Quelques instants plus tard, des pas traînés se font entendre, avant que la porte ne s’ouvre sur un homme légèrement courbé, très mince, au visage rayonnant. Il est habillé d’une salopette bleue, délavée mais d’un aspect presque neuf, une chemise verte et un très vieux chapeau de paille.
— Tehurua ? Tehurua Manuariki Tahuata ? demande doucement Théo.
— Oui ?
— Nous avons connu Llewellyn Percy...
— Llewellyn ! répète-t-il joyeusement en se relevant, que devient cette si chère amie ?
— Je suis désolé, mais elle a été assassinée, à cause... mais pouvons-nous entrer ? chuchote presque Einar.

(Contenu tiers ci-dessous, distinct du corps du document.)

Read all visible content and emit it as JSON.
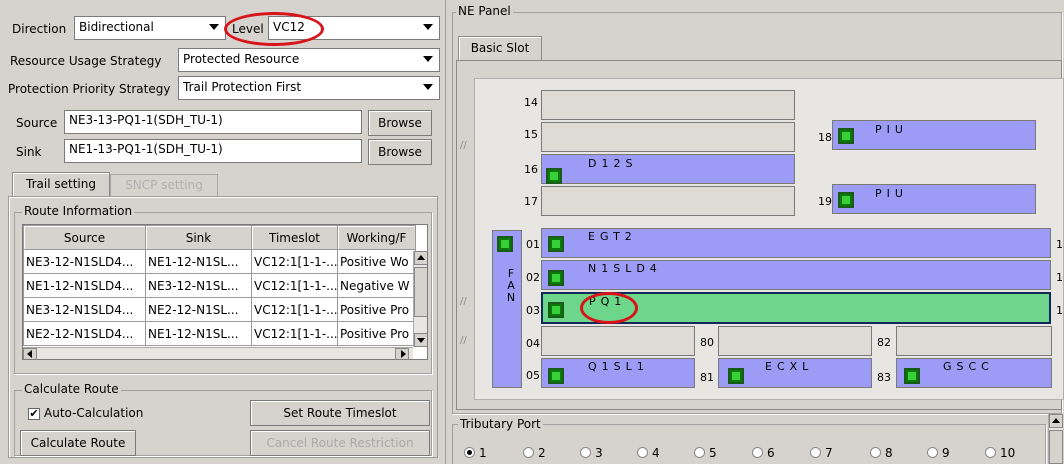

— Mais bien sûr, la cabane n’est pas très grande, mais ça ira, si vous vous contentez de ce banc, fait l’hôte en montrant une planche de bois sur deux bidons.
Tout le monde s’assied.
— Voilà, pardonnez-moi, je vais être direct, commence Einar, c’est à cause d’un livre qu’elle a été tuée... un livre aux fines feuilles de métal !
— Le livre ? C’est donc vous dont elle m’a parlé avant de devoir aller voir son pasteur...
Einar le coupe un peu gravement pour lui apprendre que justement, c’est ce dernier qui est la cause de la mort de son amie.
— Je comprends mieux... mais... pourquoi voudriez-vous ce livre ?
Cette fois, c’est Théo qui prend la parole.
— Parce que je suis... nous sommes sûrs que cela est en rapport avec une très très ancienne civilisation. Mon ami, là...
Il met la main sur l’épaule d’Einar.
— ...Est en possession d’une feuille de ce livre, mais il nous a été impossible de la lire.
Le chaman sourit doucement.
— C’est une évidence. C’est donc vous qui avez la feuille manquante ?
— Oui... enfin... lui.
— Comment êtes-vous en sa possession, c’est très étonnant.
Einar sourit mystérieusement.
— Un... vieil ami... enfin... une connaissance.
— Bien, bien... mais vous savez, cette langue n’a pas été parlée depuis plusieurs millions d’années.
Des regards de batracien se plongent dans les yeux de Tehurua.
— Mi... mil... millions ?
— Oui.
— Mais alors, vous savez ? Et comment faites-vous pour la lire ? demande Théo incrédule.
— Il ne vous a pas échappé, si vous connaissiez Llewellyn, que je suis... chaman ? dit-il souriant.
[1] Célèbre paquebot de la jet-set dans les années 1930.
[2] En créole : “Sur la route de La Montagne, la maison blanche avec ses volets rouges, sous le grand banyan qui longe la route.”